The Civil War tore more than the country apart. For many families, the war meant seeing one son in blue and another in gray. Even in states, like Missouri, that stayed in the Union, loyalties were fiercely divided.
In my own family, the Faulkenberrys were torn between North and South. Sadly, in a battle taking place in their home town of Lone Jack, one brother fought for the Union while two other brothers fought for the Confederacy. Northwest Missouri was hugely pro-South and became a breeding ground for Southern guerrillas.
My third cousin, Leoria (Leo) Jane Shore wrote about another branch of the family (the Shores) feeding the wartime guerrillas in her wonderful book, Ancestors and Descendants of Frederick Shore, Switzerland, 1570 – Surry County, North Carolina, 1750. I am so grateful that I found a copy of the book for sale; I have since run into other Shore researchers who want a copy. This might be one of those cautionary tales: If you find a book about your family, buy it now!

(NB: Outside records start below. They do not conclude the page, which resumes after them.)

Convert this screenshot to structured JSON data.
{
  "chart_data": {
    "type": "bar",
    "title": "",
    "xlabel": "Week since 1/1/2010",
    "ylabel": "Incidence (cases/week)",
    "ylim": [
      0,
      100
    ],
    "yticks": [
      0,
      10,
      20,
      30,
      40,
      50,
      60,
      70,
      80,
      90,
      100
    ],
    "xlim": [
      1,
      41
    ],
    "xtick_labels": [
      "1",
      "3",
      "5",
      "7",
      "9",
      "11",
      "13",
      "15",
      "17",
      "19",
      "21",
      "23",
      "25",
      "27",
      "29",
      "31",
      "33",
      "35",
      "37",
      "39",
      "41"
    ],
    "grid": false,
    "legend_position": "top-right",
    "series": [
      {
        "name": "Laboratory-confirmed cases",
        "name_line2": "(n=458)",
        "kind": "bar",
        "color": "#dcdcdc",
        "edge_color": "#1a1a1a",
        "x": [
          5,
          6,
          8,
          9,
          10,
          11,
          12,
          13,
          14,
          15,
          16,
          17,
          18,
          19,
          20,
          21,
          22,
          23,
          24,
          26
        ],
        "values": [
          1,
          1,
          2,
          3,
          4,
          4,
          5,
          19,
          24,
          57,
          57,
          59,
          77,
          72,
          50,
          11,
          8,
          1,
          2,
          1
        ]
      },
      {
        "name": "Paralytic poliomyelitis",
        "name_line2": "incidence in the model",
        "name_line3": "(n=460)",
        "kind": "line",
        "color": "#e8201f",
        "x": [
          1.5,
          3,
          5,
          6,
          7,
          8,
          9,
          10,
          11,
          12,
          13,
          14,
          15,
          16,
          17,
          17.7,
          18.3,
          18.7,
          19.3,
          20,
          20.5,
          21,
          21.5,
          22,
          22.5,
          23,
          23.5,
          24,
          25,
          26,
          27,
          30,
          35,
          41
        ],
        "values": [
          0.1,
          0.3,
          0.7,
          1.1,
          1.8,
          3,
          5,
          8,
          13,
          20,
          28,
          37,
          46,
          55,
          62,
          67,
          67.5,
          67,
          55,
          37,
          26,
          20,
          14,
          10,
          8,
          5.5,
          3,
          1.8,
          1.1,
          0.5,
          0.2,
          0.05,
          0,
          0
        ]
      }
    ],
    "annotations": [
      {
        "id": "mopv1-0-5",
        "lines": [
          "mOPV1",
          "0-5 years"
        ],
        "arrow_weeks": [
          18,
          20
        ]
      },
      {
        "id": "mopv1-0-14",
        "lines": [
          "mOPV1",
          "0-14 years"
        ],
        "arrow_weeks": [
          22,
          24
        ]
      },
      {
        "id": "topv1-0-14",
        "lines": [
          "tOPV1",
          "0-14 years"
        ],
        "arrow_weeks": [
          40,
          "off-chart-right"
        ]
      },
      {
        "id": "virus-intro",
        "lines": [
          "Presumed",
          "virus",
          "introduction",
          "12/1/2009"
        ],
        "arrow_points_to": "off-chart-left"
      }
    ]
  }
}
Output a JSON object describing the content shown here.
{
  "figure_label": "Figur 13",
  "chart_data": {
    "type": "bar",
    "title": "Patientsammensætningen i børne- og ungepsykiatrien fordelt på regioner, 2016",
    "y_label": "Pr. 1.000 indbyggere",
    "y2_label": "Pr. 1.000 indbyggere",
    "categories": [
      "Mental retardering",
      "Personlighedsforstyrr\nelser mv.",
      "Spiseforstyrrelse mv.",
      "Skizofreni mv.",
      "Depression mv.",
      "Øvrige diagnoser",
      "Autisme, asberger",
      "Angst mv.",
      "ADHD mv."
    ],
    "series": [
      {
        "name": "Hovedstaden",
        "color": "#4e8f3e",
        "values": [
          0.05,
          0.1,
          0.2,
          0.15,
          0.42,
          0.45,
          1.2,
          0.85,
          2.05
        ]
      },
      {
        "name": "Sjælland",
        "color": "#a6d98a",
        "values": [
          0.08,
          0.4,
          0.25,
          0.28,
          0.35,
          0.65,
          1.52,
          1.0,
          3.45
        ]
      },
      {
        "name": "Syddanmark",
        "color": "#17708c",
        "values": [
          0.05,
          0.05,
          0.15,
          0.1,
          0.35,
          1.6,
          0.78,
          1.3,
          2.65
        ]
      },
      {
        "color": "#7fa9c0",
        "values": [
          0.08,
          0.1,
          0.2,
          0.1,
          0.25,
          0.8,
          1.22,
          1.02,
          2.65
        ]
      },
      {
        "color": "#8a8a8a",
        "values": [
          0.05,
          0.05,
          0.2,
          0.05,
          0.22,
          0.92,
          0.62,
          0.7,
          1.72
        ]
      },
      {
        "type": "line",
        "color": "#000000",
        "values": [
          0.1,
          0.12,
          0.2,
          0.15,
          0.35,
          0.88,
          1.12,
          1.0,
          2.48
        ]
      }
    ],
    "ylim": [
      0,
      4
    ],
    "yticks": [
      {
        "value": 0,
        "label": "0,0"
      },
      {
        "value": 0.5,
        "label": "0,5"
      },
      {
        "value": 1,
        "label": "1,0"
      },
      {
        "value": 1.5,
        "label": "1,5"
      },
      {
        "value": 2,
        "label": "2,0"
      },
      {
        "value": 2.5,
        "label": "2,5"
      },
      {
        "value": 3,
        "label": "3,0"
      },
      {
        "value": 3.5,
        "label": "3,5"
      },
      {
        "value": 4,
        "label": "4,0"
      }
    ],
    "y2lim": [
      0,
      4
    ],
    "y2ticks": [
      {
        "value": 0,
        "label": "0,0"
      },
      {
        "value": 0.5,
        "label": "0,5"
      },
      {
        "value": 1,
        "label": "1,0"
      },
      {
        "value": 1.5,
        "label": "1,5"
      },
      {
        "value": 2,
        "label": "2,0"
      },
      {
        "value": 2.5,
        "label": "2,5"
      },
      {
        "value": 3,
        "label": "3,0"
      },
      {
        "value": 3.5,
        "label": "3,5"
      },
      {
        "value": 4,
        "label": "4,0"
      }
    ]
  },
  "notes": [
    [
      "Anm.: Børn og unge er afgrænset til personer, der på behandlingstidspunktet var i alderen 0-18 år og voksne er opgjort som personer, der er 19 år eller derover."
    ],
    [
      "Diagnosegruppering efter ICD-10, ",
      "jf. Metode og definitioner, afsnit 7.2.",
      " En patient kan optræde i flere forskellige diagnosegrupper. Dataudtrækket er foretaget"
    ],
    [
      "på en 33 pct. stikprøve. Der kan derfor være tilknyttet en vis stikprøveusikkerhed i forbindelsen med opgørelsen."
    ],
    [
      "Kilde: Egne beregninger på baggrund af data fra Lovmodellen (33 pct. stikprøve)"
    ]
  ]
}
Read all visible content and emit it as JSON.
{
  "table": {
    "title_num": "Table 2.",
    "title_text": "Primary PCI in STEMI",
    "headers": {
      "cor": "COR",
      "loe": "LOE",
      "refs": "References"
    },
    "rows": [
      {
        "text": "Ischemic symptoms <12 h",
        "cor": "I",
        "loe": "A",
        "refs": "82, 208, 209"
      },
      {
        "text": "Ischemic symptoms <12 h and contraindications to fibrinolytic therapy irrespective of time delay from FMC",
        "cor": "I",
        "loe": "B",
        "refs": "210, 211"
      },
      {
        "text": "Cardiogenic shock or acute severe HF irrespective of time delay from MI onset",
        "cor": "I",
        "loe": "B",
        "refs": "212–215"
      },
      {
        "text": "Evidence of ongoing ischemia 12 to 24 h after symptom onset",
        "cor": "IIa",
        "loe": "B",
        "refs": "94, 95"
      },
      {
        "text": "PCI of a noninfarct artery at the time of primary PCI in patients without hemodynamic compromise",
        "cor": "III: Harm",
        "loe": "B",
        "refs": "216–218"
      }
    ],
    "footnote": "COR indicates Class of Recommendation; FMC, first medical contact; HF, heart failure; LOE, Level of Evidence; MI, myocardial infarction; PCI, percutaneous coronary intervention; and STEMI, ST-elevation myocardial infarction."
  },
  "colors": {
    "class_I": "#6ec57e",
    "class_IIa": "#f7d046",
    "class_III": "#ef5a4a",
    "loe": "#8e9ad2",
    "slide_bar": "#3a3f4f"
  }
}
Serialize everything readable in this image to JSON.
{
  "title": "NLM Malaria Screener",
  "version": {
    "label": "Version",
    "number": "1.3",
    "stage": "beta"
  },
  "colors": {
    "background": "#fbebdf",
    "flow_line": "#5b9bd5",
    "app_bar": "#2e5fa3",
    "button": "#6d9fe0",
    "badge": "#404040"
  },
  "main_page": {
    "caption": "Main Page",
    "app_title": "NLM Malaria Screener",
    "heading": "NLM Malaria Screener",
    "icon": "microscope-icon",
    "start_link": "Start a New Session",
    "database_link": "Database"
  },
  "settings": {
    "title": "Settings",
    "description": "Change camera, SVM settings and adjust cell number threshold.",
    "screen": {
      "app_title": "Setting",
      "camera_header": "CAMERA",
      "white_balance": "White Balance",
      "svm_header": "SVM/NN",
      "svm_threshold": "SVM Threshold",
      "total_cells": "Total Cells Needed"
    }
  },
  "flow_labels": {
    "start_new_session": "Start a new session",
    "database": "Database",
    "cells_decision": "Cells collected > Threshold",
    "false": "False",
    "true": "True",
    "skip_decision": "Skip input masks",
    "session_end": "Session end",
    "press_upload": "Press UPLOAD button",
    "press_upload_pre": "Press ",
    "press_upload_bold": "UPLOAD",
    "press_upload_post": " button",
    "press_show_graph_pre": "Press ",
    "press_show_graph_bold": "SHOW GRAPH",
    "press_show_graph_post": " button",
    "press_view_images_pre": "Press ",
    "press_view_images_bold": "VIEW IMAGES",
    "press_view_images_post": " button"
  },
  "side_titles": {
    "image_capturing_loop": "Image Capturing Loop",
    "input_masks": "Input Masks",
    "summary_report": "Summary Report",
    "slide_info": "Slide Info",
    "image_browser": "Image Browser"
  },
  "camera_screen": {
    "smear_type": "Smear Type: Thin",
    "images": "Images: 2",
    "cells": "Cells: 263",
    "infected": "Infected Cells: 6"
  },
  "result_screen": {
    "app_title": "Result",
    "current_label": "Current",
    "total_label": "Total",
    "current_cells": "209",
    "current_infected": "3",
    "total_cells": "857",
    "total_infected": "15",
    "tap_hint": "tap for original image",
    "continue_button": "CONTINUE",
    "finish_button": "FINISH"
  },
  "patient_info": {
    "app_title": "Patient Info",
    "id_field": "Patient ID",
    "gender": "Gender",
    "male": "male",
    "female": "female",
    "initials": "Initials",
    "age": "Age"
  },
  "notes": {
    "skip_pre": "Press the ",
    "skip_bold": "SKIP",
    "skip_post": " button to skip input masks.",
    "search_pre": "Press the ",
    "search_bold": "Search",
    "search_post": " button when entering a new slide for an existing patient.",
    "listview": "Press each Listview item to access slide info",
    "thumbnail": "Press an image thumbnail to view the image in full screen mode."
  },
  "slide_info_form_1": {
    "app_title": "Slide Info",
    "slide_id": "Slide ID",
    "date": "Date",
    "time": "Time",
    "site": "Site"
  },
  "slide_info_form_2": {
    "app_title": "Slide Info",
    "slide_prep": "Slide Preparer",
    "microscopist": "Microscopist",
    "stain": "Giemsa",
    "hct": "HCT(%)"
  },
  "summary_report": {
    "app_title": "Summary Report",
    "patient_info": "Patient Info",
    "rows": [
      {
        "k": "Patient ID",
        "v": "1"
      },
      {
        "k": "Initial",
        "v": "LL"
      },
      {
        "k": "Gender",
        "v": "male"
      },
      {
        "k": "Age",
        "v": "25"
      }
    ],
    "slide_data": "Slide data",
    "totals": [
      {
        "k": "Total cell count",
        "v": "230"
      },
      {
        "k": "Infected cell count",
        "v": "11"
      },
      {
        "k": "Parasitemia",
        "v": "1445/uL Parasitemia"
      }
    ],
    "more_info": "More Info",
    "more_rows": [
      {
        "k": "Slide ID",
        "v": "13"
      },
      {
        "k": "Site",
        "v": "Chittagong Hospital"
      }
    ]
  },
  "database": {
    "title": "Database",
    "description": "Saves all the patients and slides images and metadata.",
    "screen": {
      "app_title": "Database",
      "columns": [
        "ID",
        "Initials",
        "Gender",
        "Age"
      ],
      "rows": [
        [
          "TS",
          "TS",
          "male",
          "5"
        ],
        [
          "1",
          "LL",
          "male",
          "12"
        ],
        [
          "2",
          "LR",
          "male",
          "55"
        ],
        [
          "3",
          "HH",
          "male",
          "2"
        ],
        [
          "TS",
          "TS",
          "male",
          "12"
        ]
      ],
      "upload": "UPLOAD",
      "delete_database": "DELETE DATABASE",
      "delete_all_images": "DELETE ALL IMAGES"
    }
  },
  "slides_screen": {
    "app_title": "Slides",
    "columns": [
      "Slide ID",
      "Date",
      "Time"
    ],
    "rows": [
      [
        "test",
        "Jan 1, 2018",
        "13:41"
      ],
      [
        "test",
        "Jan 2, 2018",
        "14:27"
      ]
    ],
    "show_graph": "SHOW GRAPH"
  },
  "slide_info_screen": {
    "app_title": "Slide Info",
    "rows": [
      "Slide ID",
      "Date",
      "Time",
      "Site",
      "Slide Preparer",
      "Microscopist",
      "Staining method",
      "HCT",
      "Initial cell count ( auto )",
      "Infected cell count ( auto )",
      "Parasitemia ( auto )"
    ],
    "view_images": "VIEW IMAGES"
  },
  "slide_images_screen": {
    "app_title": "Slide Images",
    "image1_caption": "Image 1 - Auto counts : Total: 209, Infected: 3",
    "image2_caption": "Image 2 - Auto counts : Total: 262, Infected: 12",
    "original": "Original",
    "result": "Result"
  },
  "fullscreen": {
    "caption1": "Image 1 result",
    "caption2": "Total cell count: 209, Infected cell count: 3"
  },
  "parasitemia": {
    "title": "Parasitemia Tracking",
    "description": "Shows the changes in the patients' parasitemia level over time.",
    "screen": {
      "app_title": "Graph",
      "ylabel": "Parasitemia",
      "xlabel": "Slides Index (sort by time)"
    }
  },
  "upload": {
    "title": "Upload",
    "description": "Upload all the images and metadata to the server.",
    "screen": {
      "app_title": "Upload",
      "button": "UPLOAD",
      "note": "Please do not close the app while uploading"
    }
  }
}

One thing I learned while researching my families in bordering Jackson-Johnson-Lafayette-Cass counties was that my Shore family used to leave food out in their orchard to help feed Quantrill’s Raiders. Quantrill and his men saw themselves as loyal Confederates but the truth is they robbed and murdered under the guise of Southern patriotism. It surprises me that the Shore family helped feed them – and I wonder if that’s a family legend or a family myth. Knowing Leo Jane just a bit (and I’m going back 40 years), I suspect she had first-hand knowledge from her own parents and grandparents.
I had the great good fortune to visit the family cemetery and see the family home across the road. Somewhere – out behind that house – once stood an orchard. And in that orchard was food for Quantrill.